Crying and singing and weeping and bravely opposing oppressors in despair, again hope, faith and love....That's what the Shostakovitch ouvre is all about, my friends. Emotions recollected in tranqulity and profound understanding for the tragic story depicted in the concert are all of breath-taking beauty. And don't mind a few slips here and there. The great artistry doesn't depend solely on the musical notation, and we should know that. One does not have to write poems to be a poet. And Bomsori proved to be s a marvelous poet of the violin! Cheerio!
彼女の集中力、音色、曲の解釈が好きだ。ロングトーンの多い曲ほど、音色に魅力がないと聞けない。 I like her concentration, tone, interpretation of songs. I can not say that the tone has more charm than the songs with a lot of long tones.
Great interpretation, balance, recording quality, filming quality, everything. Fantastique! Love the sound of her Guadagnini. Bravo Bomsori Kim! Deserved *at least* a second curtain call.
Very fine performance :) Just one nickpit: Sometimes when a downshift and a bowchange happens at the same time Ms Bomsori plays an often unwanted accent which causes the beginning of the shift to be audible. This is a little bit disturbing in slow passages May I add, that her playing of the cadenza was absolutely great :)
A few charring shortcomings here. The wrong Opus number is still not corrected. Why was the orchestra and the conductor not given any credits at all ? Sloppy and unprofessional ! The violinist is superb !
From Wikipedia: "The concerto is sometimes numbered Opus 99, although because of the delay between composition and performance it was originally listed as Opus 77. Because of the uncertainty of the political climate, Shostakovich shelved the concerto until after Stalin's demise, and then released the concerto as Opus 99."
As you're clearly a troll, your comment is probably not worthy of a reply.

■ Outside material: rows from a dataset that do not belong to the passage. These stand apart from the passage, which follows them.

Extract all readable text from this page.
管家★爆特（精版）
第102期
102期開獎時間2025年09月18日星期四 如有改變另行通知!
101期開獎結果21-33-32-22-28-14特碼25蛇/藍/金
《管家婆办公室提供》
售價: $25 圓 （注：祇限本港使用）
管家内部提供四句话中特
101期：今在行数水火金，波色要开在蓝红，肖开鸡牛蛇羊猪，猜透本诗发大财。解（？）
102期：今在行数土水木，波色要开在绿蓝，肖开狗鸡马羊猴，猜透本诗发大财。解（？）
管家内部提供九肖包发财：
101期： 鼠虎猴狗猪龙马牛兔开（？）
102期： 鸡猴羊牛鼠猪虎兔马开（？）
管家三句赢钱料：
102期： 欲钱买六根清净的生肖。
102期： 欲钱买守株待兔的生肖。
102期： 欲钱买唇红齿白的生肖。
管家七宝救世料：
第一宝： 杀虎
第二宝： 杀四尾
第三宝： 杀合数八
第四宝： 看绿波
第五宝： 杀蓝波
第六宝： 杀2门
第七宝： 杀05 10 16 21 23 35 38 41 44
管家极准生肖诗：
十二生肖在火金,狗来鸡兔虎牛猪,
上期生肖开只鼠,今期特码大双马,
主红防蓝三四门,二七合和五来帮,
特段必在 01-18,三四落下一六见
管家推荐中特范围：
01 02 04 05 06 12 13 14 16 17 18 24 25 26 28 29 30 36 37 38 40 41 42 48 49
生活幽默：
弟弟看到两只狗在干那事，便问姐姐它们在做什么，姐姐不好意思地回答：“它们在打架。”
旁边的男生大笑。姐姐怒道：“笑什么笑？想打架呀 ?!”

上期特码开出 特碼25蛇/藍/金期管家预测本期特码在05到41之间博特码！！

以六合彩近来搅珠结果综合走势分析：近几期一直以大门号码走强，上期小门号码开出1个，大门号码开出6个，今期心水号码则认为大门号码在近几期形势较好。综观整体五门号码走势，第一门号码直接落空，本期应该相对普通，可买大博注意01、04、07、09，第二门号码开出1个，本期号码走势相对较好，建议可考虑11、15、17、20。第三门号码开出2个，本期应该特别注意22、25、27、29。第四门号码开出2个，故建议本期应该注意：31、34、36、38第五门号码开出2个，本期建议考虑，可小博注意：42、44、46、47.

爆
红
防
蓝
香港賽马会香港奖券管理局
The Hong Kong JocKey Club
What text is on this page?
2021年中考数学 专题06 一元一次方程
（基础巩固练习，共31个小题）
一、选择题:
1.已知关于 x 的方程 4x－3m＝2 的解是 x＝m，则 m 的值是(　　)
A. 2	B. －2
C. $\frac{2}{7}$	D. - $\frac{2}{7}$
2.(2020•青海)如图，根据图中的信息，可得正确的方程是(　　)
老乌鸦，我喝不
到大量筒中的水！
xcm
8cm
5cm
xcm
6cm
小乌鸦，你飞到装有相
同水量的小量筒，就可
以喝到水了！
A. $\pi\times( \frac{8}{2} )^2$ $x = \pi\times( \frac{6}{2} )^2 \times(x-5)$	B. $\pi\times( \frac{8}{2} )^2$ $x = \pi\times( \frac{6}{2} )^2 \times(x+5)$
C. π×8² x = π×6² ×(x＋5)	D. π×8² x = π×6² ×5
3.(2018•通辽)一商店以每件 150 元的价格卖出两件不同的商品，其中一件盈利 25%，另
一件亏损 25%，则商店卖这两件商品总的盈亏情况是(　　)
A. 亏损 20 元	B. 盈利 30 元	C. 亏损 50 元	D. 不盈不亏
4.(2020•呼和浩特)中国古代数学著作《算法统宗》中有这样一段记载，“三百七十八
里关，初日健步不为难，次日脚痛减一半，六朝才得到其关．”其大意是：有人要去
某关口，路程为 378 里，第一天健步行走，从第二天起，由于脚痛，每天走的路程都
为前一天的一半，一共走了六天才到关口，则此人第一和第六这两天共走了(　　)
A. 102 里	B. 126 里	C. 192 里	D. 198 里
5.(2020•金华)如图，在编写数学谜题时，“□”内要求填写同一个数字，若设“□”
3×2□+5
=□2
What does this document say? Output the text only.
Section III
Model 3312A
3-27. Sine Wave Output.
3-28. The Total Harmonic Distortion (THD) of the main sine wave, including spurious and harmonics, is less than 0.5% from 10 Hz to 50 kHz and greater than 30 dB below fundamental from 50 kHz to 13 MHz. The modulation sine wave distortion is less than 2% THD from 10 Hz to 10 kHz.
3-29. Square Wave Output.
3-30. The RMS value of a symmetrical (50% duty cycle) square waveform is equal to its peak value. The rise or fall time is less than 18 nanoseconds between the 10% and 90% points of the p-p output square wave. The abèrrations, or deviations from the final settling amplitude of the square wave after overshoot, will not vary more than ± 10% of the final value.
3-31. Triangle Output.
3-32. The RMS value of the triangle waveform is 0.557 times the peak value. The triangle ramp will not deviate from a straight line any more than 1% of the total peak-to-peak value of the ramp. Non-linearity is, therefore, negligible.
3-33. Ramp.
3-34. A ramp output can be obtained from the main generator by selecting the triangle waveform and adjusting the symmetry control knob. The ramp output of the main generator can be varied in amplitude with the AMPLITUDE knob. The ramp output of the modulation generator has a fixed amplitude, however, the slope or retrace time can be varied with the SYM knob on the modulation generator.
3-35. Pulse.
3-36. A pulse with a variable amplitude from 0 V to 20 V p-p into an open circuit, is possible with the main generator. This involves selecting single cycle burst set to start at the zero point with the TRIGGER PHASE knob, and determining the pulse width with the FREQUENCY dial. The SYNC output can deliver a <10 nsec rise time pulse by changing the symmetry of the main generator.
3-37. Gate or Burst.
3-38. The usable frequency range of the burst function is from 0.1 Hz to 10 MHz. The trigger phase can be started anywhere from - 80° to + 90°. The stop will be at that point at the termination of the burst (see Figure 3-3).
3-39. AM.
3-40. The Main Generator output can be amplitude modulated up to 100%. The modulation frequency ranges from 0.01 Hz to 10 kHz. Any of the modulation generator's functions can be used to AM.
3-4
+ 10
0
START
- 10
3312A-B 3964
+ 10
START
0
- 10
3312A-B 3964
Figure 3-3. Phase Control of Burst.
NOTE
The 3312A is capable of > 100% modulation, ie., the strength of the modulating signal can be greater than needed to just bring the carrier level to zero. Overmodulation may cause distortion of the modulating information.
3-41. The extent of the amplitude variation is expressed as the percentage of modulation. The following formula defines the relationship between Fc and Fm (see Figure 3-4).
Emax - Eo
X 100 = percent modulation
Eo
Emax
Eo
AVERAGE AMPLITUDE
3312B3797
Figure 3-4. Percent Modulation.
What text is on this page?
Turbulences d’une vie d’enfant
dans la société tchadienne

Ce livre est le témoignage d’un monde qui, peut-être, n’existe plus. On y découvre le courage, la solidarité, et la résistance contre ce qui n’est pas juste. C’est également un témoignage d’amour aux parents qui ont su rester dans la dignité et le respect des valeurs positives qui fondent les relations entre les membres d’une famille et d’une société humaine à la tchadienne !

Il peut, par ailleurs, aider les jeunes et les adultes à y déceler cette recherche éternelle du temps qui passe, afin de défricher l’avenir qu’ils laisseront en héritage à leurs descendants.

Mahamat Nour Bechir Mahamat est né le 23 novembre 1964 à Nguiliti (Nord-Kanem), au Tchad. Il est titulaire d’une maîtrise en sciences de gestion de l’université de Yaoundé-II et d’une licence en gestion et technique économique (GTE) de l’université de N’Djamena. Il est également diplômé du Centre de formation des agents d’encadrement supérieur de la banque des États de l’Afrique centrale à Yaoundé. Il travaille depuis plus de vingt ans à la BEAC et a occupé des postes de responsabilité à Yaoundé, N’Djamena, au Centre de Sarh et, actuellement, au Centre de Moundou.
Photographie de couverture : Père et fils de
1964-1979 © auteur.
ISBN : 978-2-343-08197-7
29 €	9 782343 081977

However what you say makes no sense, pseudo intellectual at best. But in any event I wasn't aware that Op.77 was Chamber Music...
Music is about communication. With melody and rhytyms, tempo.... Sorry that her music didn't fit(?) with you. But Her shostakovich is great and famous. Even It's a hard piece to play and hard to be deliver to the audience, lots of people says she does it!!
I think South Korea has better education in piano than violin. Young Korean violinists weren't forbidden some bad habits in their performance,but pianists are very talented, more sofisticated. I don't know why Seong-Jin Cho type violinist never came from South Korea.
Is it true that many concert hall listeners who stood up and gave Bomsori a standing ovation at the end of her performance are not telling You anything? Has the fact that Bomsori put her sincere feelings, bright aspirations and her beautiful soul into her music passed You by? I will please You more and tell You another supposed drawback of Bomsori performance: she probably also did the knixen (that is, curtsy) incorrectly - not like that, as it should have been done 100-300 years ago.